L’homme à la robe immaculé ne résiste pas longtemps à la proposition, surtout après que je propose, en outre, une rallonge de cinq cent mille euros pour ses petits frais domestiques. Il y met la seule condition que nous soyons accompagnés du frère 54 pour surveiller le frère 21 qui lui-même doit m’avoir à l’ œil. Si le frère 21 voit bien ce qu’il veut dire, rajoute-t-il d’un ton menaçant.

A mon retour en liberté, j’interroge longuement Lenoir pour connaître son point de vue exact sur l’estimation légèrement erronée qu’il a cru bon de faire concernant le prix à payer pour me rendre à la liberté. Lenoir n’est pas blanc comme neige, je peux même dire qu’il n’a jamais été une oie blanche. Il lorgne depuis longtemps sur ma place et mes avoirs. Je le remercie, à tous les sens de l’expression.

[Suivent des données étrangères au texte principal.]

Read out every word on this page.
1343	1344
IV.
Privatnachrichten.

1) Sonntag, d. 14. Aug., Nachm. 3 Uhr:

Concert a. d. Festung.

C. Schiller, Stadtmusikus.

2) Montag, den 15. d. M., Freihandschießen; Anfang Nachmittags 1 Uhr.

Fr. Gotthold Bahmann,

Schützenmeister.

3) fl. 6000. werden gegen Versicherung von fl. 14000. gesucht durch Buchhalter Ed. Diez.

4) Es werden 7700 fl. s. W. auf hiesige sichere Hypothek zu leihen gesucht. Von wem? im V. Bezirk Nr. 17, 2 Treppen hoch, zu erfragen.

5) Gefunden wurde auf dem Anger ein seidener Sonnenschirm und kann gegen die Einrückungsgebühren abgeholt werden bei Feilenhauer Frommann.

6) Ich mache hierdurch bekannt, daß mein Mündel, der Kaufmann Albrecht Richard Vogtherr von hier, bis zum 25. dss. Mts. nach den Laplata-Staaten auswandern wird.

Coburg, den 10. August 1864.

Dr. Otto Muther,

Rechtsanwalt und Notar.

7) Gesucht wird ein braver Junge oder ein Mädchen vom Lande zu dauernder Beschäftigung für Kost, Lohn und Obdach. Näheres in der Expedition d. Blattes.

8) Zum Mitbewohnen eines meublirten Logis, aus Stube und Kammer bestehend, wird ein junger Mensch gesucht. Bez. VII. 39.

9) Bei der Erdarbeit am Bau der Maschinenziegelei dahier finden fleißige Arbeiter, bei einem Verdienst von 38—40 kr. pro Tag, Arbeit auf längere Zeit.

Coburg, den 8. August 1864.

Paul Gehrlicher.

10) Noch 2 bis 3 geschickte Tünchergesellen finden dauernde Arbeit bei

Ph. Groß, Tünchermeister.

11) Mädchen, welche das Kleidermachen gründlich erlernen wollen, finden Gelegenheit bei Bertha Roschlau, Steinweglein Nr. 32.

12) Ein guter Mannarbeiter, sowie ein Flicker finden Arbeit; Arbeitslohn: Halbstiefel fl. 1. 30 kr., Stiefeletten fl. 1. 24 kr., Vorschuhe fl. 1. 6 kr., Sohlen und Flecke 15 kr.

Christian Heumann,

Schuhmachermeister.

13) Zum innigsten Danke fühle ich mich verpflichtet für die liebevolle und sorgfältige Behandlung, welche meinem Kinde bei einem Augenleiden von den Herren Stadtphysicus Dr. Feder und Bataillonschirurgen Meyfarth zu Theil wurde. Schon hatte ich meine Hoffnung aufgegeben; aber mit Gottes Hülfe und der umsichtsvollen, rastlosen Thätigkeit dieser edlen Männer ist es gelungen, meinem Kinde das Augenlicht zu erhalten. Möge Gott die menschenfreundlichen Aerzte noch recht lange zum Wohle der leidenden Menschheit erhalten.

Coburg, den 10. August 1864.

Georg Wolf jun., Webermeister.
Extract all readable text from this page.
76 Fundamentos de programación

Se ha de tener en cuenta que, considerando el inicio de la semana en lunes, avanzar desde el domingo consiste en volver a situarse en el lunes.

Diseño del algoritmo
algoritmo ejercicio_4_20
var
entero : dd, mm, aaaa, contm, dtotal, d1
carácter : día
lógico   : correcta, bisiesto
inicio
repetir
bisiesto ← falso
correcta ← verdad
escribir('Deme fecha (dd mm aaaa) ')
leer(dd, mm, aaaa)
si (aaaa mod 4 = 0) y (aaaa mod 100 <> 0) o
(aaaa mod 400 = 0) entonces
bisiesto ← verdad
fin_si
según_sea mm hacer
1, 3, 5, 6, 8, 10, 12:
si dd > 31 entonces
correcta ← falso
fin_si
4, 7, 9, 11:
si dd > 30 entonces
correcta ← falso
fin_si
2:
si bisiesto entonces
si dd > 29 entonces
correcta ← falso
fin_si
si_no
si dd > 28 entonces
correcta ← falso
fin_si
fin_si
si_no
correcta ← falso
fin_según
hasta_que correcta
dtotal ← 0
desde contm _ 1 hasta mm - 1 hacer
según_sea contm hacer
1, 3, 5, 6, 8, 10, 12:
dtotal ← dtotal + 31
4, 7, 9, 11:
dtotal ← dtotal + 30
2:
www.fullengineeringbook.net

Très contrarié par l’attitude de mon entourage, je désigne frère 21 comme second pour diriger désormais mes affaires. J’ai eu le temps de racheter sa liberté au « Chef » comme autrefois, on payait les maîtres blancs pour l’achat d’un esclave noir. Sauf que frère 21 est blanc, qu’il a un regard bleu malicieux et un sourire engageant qui me laisse penser qu’il doit inspirer une sympathie immédiate dans les discussions commerciales et financières, tout en sachant parfaitement tirer son épingle du jeu.

En me quittant, le Grand Maître m’a dit que, de toutes façons, il s’en fichait, frère 21 étant un très mauvais sujet qui ne songe qu’à s’amuser et à polluer les idées qu’il se donne un mal de chien à défendre. Pour cent mille euros, il a profité de ce mercato improvisé pour me transférer frère 21. Pour cinquante mille euros supplémentaires, le « chef » m’a même proposé frère 54 au motif qu’il passe son temps au bistrot au lieu de défendre la Cause. Frère 54, sans cagoule, se révèle être un ressortissant de Dakar, arrivé en Europe par des voies maritimes parfaitement irrégulières. Le Grand Maître ne tolère plus de frères noirs complètement noirs dès la nuit tombée. Du coup, frère 54 me devient subitement sympathique.

En ce premier matin de liberté, je regarde devant moi frère 21 et frère 54, deux exclus de la vie, blanc et noir de peau. Je décide de leur confier la mienne.